Not only what the above have stated, but Password is declared as type int as well. Either this forces you to convert all char to ints, or to only enter integers are your password. Since you have included code to check to see if at least one of char is a digit, I'm assuming you at least used the wrong type for Password and instead wanted to use char.
Also, it helps alot to used the code tags. That's alot of brackets in there that are near unreadable. :)
Now if Password should include alphabetic chars, then Password should either be type char which is a char array, or a string object (which you'll need to #include <string> to use).

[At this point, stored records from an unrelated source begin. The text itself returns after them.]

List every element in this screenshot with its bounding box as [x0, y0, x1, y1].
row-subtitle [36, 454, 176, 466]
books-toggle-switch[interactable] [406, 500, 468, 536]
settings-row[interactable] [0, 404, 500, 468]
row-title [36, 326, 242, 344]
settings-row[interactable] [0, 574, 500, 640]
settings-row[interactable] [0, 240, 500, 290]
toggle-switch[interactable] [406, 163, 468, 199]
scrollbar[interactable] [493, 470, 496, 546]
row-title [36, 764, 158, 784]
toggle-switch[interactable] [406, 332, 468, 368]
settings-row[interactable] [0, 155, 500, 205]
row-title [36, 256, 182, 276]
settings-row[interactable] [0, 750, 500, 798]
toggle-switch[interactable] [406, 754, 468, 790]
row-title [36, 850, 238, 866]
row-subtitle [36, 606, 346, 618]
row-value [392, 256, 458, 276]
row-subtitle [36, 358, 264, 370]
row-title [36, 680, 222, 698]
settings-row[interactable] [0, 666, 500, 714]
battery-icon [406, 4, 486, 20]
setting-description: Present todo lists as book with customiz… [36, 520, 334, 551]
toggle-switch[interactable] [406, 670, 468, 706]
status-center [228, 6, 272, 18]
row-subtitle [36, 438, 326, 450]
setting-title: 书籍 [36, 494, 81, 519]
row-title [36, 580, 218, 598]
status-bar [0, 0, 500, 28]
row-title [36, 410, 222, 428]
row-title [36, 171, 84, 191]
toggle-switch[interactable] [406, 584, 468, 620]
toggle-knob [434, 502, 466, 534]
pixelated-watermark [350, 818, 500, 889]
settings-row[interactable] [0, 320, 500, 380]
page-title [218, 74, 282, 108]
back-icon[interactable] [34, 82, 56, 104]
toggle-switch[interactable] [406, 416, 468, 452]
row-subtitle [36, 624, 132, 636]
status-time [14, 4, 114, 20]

With either there's a function that will return the length of Password as such:
length = strlen(Password);
This code assumes 2 things. 1) That you already declared length as type int (since that's what strlen returns) and 2) that Password is declared as a type char (or char array). Then you can use the
if (Length < 6)
If you are using a string for Password you would do this:
// cin and stuff here
Length = Password.length();
.length is a member function of the string object and returns the number of chars the string contains.
Last, like the others have said, not exactly sure what you are trying to do with the if(Password(Index) lines, or why you'd want to set validPassword to true if the character at (index) falls between 0 and 9. In fact, now that I think of it, even if you used a number only password you'd STILL have to use a char array or string because there's no way to iterate through the different digits of an integer (or any other numeric type) that I'm aware of. So either way, Password is going to have to be a char array or a string.